Don't fear the Dark Factory
A few months ago our boss challenged us to adopt the Dark Factory pattern for agentic software development. Inspired by the work of Justin McCarthy at StrongDM, where they committed to producing software where humans neither read or wrote the code, we started to explore this exciting and daunting technique.
I'm someone who's always taken pride and enjoyment in crafting solutions in software. I remember reading Mary and Tom Popendick's book, Lean Software Development, where they talked about conceptual integrity and how the internal design quality of a piece of software is reflected in its usability and ultimately its value to its users. If the code is shit, that leaks out. You can feel it when you use it.
When I first started at Mechanical Orchard, in February 2024, I'd barely even used AI. At that time the best you could do was copy and paste a snippet of code into a ChatGPT window and roll the dice to see whether what you got back was just a hallucination, or something useful. At the time I was pretty sceptical and just kind of buried my head in the sand and hoped that it would all go away.
A year or so later though, it was clear that it wasn't going anywhere. I started to turn towards this technology, really try to understand it and figure out how to make it useful to me.
As the models got better and the tools like Claude Code came out, my confidence in using them increased, and I really started to enjoy it. I played with Ralph Loops and eventually built a tool for myself using a language I'd never read or written before. I’ve still never read the code, but I use that tool every day.
But how can non-deterministic coding agents possibly be trusted to produce entire systems where nobody has read the code? Won’t it be garbage? I think a lot of my friends in the agile/XP community still feel like this, and I understand why. Friends, this post is for you!
Let’s get into what a dark software factory actually is, and why you shouldn’t be afraid of it.
At its heart, any dark software factory is just a really simple loop.

Each of the nodes is an agent session. By putting them into a loop like this, with a well-designed validation harness, and a good quality seed as input, you facilitate these non-deterministic agents to naturally converge on the solution you want.
Now it's important to consider scale here. We're not talking about a factory where metal comes in and cars come out. Not necessarily anyway. We're talking about automating mundane, repetitive processes that would normally need a human in the loop, but where the desired outcomes can be judged by clear heuristics.
The better and braver you get at this, the more ambitious you can be about the scale of those processes, or composing them together. But it's perfectly fine to start with something small and boring.

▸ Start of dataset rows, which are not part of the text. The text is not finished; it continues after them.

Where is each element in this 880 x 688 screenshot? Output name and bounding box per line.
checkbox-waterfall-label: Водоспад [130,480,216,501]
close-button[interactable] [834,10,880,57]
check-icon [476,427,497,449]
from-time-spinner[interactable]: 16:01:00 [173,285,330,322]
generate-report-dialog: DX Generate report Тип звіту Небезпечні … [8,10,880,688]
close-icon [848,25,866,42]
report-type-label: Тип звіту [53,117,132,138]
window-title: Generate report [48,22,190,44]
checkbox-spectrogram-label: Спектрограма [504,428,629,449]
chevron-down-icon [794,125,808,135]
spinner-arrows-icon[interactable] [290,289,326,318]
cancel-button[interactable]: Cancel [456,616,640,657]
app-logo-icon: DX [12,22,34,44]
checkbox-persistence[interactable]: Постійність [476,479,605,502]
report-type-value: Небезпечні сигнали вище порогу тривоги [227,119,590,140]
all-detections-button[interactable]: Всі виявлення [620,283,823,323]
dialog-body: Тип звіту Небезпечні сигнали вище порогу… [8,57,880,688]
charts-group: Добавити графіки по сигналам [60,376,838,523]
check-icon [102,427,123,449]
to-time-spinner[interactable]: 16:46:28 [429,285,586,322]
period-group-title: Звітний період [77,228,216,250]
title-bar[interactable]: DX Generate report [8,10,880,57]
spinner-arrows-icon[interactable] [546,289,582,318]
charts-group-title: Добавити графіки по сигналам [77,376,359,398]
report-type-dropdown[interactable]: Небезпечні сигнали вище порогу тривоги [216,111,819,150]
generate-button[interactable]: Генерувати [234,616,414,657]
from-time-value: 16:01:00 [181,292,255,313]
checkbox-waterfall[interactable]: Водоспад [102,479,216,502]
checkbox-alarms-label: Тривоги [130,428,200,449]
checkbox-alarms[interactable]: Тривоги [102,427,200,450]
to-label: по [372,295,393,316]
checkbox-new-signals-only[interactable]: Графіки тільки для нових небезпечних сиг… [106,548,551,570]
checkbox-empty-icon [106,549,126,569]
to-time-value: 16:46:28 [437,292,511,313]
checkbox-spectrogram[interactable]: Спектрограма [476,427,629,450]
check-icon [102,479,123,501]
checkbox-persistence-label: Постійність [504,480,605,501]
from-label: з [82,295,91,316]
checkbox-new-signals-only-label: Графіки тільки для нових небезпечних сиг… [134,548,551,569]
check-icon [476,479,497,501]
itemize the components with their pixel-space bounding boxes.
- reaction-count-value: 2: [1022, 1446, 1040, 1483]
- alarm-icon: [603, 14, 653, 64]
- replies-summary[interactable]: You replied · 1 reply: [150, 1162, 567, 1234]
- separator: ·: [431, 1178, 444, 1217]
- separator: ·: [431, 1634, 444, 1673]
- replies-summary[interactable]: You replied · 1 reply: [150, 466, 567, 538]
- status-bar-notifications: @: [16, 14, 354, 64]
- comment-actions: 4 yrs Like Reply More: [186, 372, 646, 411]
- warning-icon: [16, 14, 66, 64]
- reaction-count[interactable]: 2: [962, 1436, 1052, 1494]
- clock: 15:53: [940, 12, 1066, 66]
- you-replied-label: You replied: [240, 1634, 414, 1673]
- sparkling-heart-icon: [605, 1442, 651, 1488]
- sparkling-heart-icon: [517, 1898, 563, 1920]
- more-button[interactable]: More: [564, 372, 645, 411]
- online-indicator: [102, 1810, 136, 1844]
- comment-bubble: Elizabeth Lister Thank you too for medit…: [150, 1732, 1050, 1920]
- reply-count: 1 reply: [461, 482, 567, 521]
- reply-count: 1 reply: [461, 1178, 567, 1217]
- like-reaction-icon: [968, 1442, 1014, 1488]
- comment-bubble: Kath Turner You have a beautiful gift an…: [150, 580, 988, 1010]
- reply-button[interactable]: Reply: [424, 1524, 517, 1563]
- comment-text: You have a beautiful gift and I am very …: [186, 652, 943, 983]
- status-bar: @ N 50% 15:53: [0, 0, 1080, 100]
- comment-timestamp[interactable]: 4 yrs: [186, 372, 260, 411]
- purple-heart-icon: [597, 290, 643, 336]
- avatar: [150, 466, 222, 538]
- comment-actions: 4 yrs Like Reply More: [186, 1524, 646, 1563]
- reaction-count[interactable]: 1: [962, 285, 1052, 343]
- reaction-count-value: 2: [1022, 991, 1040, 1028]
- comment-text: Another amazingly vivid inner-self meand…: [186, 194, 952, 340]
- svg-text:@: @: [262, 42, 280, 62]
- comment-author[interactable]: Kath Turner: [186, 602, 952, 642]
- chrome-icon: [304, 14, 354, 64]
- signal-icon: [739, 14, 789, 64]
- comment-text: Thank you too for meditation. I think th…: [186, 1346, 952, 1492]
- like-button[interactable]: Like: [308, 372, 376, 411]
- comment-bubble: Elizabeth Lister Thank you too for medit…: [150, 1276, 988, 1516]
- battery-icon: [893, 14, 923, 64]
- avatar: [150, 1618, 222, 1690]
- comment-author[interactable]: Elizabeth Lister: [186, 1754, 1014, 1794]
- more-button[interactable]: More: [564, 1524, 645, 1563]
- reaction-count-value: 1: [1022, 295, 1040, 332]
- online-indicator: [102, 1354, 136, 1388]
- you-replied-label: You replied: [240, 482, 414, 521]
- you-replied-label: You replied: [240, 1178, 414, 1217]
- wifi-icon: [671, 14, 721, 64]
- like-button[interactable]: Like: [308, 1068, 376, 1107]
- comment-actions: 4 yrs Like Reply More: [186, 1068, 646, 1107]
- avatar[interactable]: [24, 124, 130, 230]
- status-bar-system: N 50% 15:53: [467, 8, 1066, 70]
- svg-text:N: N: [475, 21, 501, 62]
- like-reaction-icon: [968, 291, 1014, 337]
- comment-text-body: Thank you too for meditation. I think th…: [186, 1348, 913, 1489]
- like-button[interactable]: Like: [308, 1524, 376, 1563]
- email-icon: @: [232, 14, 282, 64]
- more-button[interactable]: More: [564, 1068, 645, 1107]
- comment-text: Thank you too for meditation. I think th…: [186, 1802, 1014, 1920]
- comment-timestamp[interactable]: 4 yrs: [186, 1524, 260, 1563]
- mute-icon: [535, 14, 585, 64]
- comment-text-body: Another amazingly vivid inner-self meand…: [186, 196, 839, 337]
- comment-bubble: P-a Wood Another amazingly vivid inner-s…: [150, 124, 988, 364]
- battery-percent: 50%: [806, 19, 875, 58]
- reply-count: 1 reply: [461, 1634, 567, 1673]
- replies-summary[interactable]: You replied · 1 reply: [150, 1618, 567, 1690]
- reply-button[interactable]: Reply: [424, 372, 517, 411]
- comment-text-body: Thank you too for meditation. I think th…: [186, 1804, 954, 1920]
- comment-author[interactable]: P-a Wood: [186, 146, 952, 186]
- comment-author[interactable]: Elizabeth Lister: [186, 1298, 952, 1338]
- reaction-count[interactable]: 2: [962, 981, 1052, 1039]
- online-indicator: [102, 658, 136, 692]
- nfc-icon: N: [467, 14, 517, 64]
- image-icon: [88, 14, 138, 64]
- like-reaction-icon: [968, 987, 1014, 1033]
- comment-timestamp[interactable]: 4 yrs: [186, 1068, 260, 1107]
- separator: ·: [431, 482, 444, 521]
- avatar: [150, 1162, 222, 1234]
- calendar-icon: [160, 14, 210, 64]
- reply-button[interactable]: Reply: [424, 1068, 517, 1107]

For example, on the yaks project, I have a series of ADRs, architectural decision records, that describe the architectural structure I want the application to have. Periodically, I run an architectural review where I ask an agent to compare the actual code with those ADRs and notice where they are incoherent. It comes back with a list of recommendations, and we pass that list of recommendations to another agent to implement the first one. We run our automated tests of course, but we’re not valid until all those recommendations have been addressed. So we loop.
I can leave this thing grinding for an hour or more and when I come back the integrity of the code has been improved according to my design heuristics, with me barely having to lift a finger.
So we don't just have to use dark factories to generate even more implementation code. We can use them to perform maintenance tasks that actually improve the quality and integrity of the code we're writing, provided that we know how to provide that harness that will guide the agents towards what good looks like.
You can still write the production code by hand, if you like! Then have a factory grind on mitigating the security vulnerabilities, or merging dependency upgrades, or running and triaging mutation tests.
Of course you absolutely can have a factory that writes production features for you too, but that’s only one way of using this pattern.
This is where the whole thing starts to remind me of learning test-driven development. When you first start to learn TDD, it's hard when you're used to starting from the implementation to have to think about where you want to go before you go there. It's hard to describe in a test what you want because you have to think about what you want without having had the chance to explore the path towards it.
In the same way, designing a dark factory is challenging because you have to create this validation harness, and that forces you to think about what you want, before you have it. This still feels a lot like TDD to me, just on a bigger scale.
No tokens were spilled in the writing of this post. This is entirely hand-crafted, artisanal writing.